Dal canto suo l’Italia può contare su una forza composta da quasi 740 mila imprese agricole che insieme a 70 mila industrie alimentari, oltre 330 mila realtà della ristorazione e 230 mila punti vendita al dettaglio generano 538 miliardi di valore lungo la filiera e garantiscono 3,6 milioni di posti di lavoro. «L’Italia conta su un tesoro da primato mondiale ma per difendere la sovranità alimentare e ridurre la dipendenza dall’estero deve considerare il settore agroalimentare come vera e propria risorsa strategica al pari di telecomunicazioni ed energia» – ha dichiarato il presidente della Coldiretti Ettore Prandini. – «È necessario tagliare la burocrazia che frena le imprese e investire su progetti di ampio respiro in grado di mettere le ali al Paese fuori dall’emergenza Covid».
«Con lo scopo di contribuire alla ripartenza dell’Italia dopo l’emergenza Covid, Coldiretti ha presentato diversi progetti sull’agroalimentare Made in Italy in grado di creare un milione di posti di lavoro green entro i prossimi 10 anni.
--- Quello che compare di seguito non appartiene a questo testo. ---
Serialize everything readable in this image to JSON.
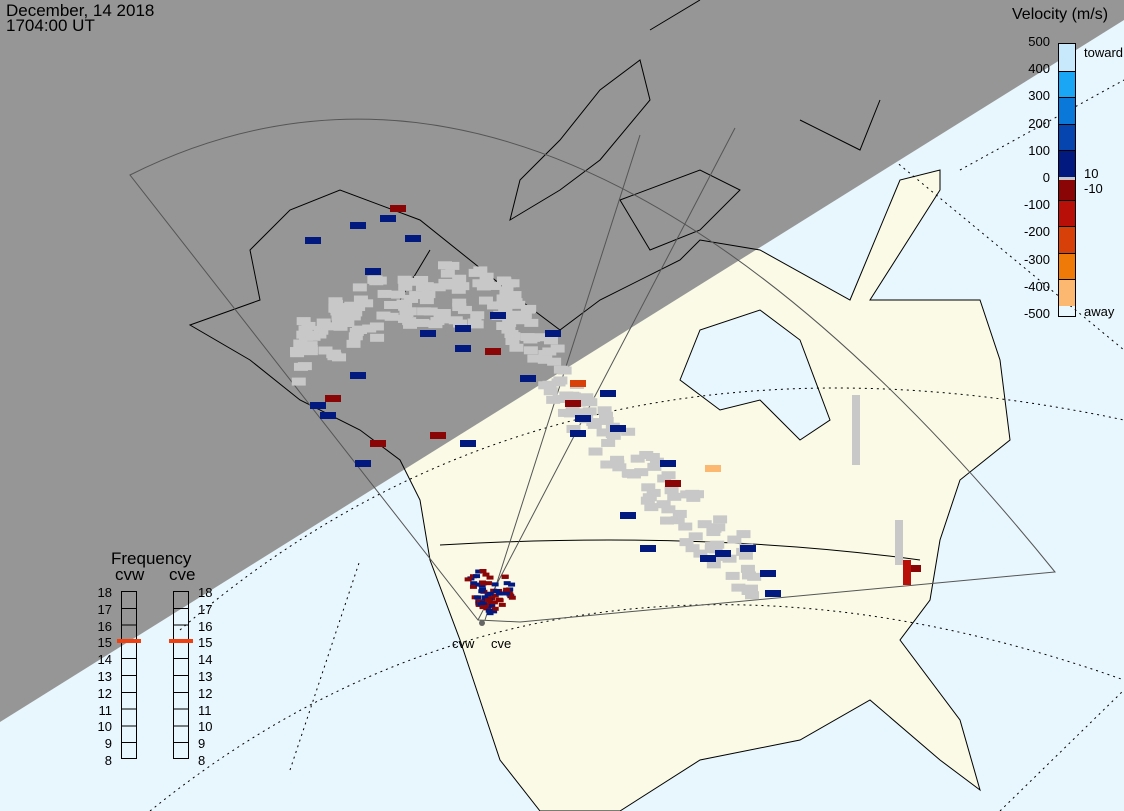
{
  "header": {
    "date": "December, 14 2018",
    "time": "1704:00 UT"
  },
  "velocity_scale": {
    "title": "Velocity (m/s)",
    "ticks": [
      "500",
      "400",
      "300",
      "200",
      "100",
      "0",
      "-100",
      "-200",
      "-300",
      "-400",
      "-500"
    ],
    "toward_label": "toward",
    "away_label": "away",
    "upper_threshold": "10",
    "lower_threshold": "-10",
    "colors": [
      "#c8e8fc",
      "#1aa6f5",
      "#0a78d8",
      "#0645b0",
      "#021a80",
      "#8a0505",
      "#b81008",
      "#d8400a",
      "#f07a08",
      "#fcb870"
    ],
    "ground_scatter_color": "#c8c8c8"
  },
  "frequency": {
    "title": "Frequency",
    "radars": [
      {
        "name": "cvw",
        "freq_mhz": 15
      },
      {
        "name": "cve",
        "freq_mhz": 15
      }
    ],
    "ticks": [
      "18",
      "17",
      "16",
      "15",
      "14",
      "13",
      "12",
      "11",
      "10",
      "9",
      "8"
    ],
    "marker_color": "#f04010"
  },
  "radar_labels": [
    "cvw",
    "cve"
  ],
  "map": {
    "ocean_color": "#e8f6fd",
    "land_color": "#fafae6",
    "night_color": "#969696"
  }
}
Digitalizzazione delle campagne, innovazione tecnologica, foreste urbane per mitigare l’inquinamento e smog in città, invasi nelle aree interne per risparmiare l’acqua, chimica verde e bioenergie per contrastare i cambiamenti climatici ed interventi specifici nei settori deficitari ed in difficoltà dai cereali all’allevamento fino all’olio di oliva sono alcuni dei progetti strategici cantierabili elaborati dalla Coldiretti per la crescita sostenibile del Paese» – ricorda Prandini. – «Il Recovery plan può e deve rappresentare un’opportunità per tutti i comparti chiave del Made in Italy agroalimentare per la crescita duratura sostenibile del Paese».
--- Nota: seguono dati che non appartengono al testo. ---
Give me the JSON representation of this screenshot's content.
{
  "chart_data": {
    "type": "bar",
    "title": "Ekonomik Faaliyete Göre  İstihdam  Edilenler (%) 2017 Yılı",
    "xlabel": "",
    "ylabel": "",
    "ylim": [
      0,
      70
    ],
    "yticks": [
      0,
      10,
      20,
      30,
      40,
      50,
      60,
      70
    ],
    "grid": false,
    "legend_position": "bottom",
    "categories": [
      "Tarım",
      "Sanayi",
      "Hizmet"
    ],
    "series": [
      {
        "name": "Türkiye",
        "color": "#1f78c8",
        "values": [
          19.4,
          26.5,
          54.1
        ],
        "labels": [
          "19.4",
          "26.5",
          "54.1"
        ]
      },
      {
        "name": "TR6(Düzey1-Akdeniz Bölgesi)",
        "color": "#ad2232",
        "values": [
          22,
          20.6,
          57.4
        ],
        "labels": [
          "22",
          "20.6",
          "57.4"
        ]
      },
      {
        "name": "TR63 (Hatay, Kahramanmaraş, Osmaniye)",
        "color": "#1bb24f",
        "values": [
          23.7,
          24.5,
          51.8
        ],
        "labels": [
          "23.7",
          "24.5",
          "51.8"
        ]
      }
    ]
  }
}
L’agricoltura 4.0 ha generato in Italia un fatturato intorno ai 540 milioni di euro nel 2020, con una crescita di circa il 20% rispetto all’anno precedente. Secondo Coldiretti, rappresenta il futuro dei campi con lo sviluppo di applicazioni sempre più adatte alle produzioni nazionali su diversi fronti: dall’ottimizzazione produttiva e qualitativa alla riduzione dei costi aziendali, dalla minimizzazione degli impatti ambientali con sementi, fertilizzanti, agrofarmaci fino al taglio dell’uso di acqua e del consumo di carburanti.
L’associazione però ricorda che, per cogliere le innovazioni tecnologiche offerte dall’agricoltura 4.0, occorre colmare i ritardi nell’espansione della banda larga nelle zone interne e montane: solo il 76% delle famiglie italiane dispone di un accesso internet e appena il 75 % ha una connessione a banda larga, la situazione peggiora notevolmente nelle aree rurali con appena il 68% dei cittadini che dispone di connessione a banda larga nei comuni con meno di duemila abitanti. Proprio per superare il digital divide tra città e campagne portando la banda ultralarga nelle aziende e sostenere la ripresa economica del Paese, Coldiretti, TIM e Bonifiche Ferraresi hanno firmato un accordo per accompagnare la transizione economica e digitale dell’agroalimentare Made in Italy.